Mutual Exclusion: Voting Districts
In order to address to reduce the number of messages required to win an election we are going to organize the participating systems into voting districts called coteries (pronounced, "koh-tarz" or "koh-tErz"), such that winning an election within a single district implies winning the election across all districts.
Coteries is a political term that suggests a closed, somewhat intimate, and conspiring collection of actors (persons, states, trade organizations, unions, &c), e.g. a "Boy's Club".
This can be accomplished by requiring that elections within any district be won by unanimous vote and then Gerrymandering each processor's district to ensure that all districts intersect. Since the subset of processors that are members of more than one district can't vote twice, they ensure that only one of the districts can gain a unanimous vote.
Gerrymandering is a term that was coined by Federalists in the Massachusetts election of 1812. Governor Elbridge Gerry, a Republican, won a very narrow victory over his Federalist rival in the election of 1810. In order to improve their party's chances in the election of 1812, he and his Republican conspirators in the legislator redrew the electoral districts in an attempt to concentrate much of the Federalist vote into very few districts, while creating narrow, but majority, Republican support in the others.
The resulting districts were very irregular in shape. One Federalist commented that one among the new districts looked like a salamander. Another among his cohorts corrected him and declared that it was, in fact, a "Gerrymander." The term Gerrymandering, used to describe the process of contriving political districts to affect the outcome of an election, was born.

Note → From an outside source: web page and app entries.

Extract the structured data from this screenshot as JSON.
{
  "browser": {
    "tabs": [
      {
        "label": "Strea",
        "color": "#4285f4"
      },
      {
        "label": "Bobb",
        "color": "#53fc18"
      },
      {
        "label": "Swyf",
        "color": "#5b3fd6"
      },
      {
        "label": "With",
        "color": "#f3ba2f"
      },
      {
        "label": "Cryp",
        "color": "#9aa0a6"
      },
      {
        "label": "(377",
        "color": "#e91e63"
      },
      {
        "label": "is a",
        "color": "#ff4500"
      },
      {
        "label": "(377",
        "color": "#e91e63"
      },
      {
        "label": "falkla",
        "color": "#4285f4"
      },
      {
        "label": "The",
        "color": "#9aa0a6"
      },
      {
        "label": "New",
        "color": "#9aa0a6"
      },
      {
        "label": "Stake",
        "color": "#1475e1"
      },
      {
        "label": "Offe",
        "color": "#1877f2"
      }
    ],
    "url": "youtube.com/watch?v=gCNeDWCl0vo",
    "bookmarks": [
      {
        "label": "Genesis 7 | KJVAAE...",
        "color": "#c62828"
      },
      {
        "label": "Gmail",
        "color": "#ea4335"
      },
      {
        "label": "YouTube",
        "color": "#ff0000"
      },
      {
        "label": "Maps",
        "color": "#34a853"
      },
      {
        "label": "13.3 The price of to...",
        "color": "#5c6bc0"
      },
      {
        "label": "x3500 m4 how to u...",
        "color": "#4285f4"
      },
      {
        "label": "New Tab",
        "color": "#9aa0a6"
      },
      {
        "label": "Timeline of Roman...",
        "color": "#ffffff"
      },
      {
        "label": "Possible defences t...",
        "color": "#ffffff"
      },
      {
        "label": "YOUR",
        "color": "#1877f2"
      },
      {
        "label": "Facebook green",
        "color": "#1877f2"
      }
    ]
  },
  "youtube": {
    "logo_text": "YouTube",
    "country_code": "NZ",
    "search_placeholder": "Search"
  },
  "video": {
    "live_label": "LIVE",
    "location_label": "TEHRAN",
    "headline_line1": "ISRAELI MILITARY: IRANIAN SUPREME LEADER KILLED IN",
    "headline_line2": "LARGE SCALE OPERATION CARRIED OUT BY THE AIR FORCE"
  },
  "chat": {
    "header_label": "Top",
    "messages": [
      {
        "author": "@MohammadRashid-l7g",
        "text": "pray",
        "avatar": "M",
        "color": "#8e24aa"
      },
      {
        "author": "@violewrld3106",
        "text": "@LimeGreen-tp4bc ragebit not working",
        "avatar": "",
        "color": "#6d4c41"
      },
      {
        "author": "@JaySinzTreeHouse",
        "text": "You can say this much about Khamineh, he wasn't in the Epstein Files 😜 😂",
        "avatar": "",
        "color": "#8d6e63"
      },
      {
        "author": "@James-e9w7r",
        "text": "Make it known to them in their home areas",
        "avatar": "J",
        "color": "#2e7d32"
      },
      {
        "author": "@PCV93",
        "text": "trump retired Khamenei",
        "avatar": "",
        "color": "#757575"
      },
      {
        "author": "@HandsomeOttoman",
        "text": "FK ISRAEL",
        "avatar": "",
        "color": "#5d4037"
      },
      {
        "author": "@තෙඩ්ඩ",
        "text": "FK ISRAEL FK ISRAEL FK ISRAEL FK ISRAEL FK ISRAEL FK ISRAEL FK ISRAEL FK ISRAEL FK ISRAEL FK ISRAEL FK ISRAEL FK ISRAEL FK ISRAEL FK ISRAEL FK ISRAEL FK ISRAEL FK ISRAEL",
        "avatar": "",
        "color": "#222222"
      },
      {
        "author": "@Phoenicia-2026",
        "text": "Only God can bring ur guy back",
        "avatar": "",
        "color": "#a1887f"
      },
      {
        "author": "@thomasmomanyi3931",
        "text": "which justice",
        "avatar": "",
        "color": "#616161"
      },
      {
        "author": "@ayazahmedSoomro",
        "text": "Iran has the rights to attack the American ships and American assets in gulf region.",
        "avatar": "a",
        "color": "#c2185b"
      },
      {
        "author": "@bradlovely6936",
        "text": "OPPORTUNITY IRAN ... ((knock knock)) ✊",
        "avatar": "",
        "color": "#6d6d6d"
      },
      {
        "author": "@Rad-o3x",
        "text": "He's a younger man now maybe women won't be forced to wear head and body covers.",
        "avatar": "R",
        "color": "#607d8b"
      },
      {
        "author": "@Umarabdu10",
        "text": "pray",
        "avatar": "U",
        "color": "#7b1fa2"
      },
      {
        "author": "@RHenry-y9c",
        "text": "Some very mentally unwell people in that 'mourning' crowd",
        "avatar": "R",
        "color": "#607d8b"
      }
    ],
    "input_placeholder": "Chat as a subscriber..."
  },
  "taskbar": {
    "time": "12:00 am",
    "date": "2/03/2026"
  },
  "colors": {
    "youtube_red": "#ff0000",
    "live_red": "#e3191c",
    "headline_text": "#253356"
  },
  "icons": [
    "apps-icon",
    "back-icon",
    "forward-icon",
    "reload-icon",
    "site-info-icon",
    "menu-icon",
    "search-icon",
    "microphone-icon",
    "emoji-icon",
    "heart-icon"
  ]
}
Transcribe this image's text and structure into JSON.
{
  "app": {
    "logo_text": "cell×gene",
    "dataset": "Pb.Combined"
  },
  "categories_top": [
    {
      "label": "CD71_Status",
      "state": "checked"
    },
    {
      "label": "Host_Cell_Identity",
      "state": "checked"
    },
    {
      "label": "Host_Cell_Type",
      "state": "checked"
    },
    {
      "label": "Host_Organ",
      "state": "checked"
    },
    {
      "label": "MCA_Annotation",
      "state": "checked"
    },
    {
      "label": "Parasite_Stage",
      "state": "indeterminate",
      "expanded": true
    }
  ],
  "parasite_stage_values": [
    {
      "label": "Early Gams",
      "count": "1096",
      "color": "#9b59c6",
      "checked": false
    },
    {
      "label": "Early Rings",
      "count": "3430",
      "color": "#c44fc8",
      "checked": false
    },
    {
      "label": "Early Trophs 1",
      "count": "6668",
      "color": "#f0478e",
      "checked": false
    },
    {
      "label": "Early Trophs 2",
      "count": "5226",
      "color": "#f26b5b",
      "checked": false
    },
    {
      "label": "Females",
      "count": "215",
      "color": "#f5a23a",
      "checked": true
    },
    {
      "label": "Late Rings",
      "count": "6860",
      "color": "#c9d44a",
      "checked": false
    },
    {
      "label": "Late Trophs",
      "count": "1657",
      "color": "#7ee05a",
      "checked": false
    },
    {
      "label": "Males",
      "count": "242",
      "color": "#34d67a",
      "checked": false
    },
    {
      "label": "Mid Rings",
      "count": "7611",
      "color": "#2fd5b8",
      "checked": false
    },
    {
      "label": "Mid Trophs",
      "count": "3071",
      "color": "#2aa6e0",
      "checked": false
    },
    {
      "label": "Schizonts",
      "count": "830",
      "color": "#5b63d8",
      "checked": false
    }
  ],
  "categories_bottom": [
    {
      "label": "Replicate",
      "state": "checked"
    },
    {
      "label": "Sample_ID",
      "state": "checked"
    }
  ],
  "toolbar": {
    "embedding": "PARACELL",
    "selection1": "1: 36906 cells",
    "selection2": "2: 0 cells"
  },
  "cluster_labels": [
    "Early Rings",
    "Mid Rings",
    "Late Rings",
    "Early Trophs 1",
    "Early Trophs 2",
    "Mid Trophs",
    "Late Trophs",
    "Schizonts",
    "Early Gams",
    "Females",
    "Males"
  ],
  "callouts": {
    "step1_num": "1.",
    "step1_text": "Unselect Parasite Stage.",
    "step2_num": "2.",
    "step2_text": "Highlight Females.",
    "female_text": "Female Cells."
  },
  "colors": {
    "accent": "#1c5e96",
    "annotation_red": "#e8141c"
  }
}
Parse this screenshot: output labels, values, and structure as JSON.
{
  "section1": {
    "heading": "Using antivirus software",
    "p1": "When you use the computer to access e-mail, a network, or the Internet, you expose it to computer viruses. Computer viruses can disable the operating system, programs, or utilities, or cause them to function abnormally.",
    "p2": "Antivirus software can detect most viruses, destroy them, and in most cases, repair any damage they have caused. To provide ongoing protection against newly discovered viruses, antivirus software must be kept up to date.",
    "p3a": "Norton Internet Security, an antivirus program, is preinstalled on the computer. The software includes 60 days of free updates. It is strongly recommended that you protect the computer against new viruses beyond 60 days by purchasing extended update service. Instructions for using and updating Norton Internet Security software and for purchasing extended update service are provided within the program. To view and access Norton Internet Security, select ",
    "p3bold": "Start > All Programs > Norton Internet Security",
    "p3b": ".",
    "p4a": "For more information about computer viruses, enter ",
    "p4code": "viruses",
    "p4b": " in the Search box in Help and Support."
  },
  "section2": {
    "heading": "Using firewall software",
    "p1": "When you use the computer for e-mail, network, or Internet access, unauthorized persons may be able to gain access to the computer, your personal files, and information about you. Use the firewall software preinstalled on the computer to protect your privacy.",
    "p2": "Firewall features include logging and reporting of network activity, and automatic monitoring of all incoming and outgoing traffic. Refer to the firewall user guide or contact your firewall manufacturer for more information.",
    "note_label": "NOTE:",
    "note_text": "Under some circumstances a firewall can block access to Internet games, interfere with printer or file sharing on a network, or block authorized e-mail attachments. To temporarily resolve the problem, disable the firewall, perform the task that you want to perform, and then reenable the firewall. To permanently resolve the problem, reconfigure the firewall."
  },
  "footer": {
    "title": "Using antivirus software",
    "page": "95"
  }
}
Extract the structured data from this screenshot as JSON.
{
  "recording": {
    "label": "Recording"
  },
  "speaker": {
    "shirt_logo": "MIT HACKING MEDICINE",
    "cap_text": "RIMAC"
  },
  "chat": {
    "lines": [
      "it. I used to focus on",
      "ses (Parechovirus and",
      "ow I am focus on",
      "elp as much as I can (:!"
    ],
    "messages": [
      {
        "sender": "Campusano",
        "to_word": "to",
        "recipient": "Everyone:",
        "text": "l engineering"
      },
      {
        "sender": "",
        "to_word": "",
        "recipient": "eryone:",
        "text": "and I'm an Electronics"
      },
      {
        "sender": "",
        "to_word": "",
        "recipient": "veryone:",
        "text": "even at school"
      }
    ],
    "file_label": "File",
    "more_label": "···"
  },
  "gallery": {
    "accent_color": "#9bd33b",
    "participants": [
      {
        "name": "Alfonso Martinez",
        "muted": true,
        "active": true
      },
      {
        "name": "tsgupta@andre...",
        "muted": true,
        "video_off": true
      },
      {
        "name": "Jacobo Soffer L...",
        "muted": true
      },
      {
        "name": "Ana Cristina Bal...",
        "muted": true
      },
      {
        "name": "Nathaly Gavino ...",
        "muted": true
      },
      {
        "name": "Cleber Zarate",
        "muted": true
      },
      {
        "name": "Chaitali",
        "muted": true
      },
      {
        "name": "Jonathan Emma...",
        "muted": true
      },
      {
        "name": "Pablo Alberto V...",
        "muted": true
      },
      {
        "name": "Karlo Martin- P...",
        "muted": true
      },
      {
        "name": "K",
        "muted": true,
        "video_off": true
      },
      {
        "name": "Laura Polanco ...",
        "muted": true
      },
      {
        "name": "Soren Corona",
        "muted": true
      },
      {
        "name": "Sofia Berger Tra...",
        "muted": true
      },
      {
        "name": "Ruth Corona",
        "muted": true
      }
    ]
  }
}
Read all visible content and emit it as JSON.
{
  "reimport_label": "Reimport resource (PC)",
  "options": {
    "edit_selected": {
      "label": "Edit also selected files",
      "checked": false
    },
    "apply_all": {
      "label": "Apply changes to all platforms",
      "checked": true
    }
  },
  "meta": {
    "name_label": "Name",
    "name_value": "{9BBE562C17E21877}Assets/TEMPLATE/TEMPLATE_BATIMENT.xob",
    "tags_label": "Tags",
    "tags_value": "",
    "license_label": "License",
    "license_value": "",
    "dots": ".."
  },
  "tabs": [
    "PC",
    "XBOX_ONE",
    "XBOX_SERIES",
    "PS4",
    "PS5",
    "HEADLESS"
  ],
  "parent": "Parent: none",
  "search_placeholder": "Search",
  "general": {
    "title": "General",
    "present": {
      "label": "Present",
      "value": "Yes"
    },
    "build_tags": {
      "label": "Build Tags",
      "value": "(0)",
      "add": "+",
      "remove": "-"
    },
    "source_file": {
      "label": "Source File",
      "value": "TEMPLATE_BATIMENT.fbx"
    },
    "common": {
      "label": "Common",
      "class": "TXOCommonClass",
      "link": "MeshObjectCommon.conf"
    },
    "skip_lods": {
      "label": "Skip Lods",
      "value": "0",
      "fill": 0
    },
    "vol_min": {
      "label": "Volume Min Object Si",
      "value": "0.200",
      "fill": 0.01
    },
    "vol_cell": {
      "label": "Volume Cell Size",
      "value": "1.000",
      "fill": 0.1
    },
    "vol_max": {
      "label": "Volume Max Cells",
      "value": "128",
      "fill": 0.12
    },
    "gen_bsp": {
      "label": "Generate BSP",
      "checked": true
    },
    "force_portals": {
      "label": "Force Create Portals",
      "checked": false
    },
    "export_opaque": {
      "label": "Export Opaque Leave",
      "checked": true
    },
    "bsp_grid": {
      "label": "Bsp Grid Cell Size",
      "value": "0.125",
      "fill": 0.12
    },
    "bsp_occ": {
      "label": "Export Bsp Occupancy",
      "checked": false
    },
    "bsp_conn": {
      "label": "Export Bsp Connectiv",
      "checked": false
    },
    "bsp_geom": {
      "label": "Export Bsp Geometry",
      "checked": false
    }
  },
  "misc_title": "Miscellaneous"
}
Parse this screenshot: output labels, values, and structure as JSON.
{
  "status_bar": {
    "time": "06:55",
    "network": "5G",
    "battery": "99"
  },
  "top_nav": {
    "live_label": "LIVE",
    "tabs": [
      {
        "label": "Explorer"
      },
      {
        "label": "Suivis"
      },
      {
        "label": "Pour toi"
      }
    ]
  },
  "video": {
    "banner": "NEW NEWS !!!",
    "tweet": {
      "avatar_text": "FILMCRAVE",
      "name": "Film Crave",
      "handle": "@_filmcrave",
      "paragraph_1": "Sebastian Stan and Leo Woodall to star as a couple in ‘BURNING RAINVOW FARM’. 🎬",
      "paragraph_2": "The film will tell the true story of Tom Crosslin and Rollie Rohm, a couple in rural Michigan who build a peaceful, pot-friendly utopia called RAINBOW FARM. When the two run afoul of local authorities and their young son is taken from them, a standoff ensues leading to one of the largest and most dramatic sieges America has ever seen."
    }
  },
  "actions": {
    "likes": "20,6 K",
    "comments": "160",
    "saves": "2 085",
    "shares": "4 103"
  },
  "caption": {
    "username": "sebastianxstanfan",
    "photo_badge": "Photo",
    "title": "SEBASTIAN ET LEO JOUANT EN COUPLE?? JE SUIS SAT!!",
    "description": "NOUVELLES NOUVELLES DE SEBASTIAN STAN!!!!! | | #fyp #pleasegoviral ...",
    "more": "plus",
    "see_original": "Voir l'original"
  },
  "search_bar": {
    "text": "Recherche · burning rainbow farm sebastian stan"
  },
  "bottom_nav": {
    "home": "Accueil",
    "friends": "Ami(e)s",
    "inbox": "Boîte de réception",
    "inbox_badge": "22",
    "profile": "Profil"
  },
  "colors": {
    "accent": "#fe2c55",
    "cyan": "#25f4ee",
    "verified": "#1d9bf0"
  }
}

Incidentally, it didn't work and the Republicans lost the election. He was subsequently appointed as Vice-President of the U.S. He served in that role for two years. Since that time both federal law and judge-made law have made Gerrymandering illegal.
The method of Gerrymandering disticts that we'll study was developed by Maekawa and published in 1985. Using this method, processor's are organized into a grid. Each processor's voting district contains all processors on the same row as the processor and all processors on the same column. That is to say that the voting district of a particular processor are all of those systems that form a perpendicular cross through the processor within the grid. Given N nodes, 2*SQRT(n) - 1 nodes will compose each voting district.
Using this approach, any pair of voting districts will intersect via at least one node, so two disticts cannot be one unanimously at the same time.
The voting district of processor 7
Here's what a node does, if it wants to enter the critical section:
- Send a REQUEST to every member of its district
- Wait until every member of its district votes YES
- Enter the critical section
- Upon exit from the CS, send RELEASE to each member of its district.
If a node gets a REQUEST, it does the following:
- If it has already voted in an outstanding election (it voted, but hasn't received a corresponding RELEASE), enqueue the request.
- Otherwise send YES
If a node gets a RELEASE:
- Dequeue oldest request from its queue, if any. Send a YES vote to this node, if any.
As we saw with simple majority voting last class, this approach can deadlock if requests arrive in a different order at different voters. This can allow different voters within overlapping districts to vote for different candidates. In particular, it can allow for a "split" between the two voters that are the overlap between two districts.
Fortunately, we can use the same approach we discussed last class to recover from this situation if it becomes problematic:
- A node records Lamport time w/total ordering before it sends a request. It sends this time with the request to all members of its district (the same time).
- Each voter uses a priority queue based on the time of the request.
- If a node receives a request with a time-stamp more older than the timestamp of a request for which it already voted, but for which it has not received a RELEASE, it attempts to cancel its vote. It does this by sending the candidate an INQUIRE.
If this node hasn't won the election, it forgets about our vote and sends us a RELINQUISH. Once we receive the RELINQUISEH, we vote for the older request and enqueue the candidate for which we originally voted.
If the candidate was already in the CS, no harm was done -- deadlock did not actually occur. When it goes out, we can vote for the other candidate. In this case, the processors may not have entered the CS in FIFO order, but that's okay -- deadlock didn't happen.
This approach requires about 3*(2*SQRT(N)-1) messages -- much nicer than 3*N messages. But it is not very fault tolerant, since a unanimous victory is required within a district. (Some failure can be tolerated, since failures outside of a district don't affect a node).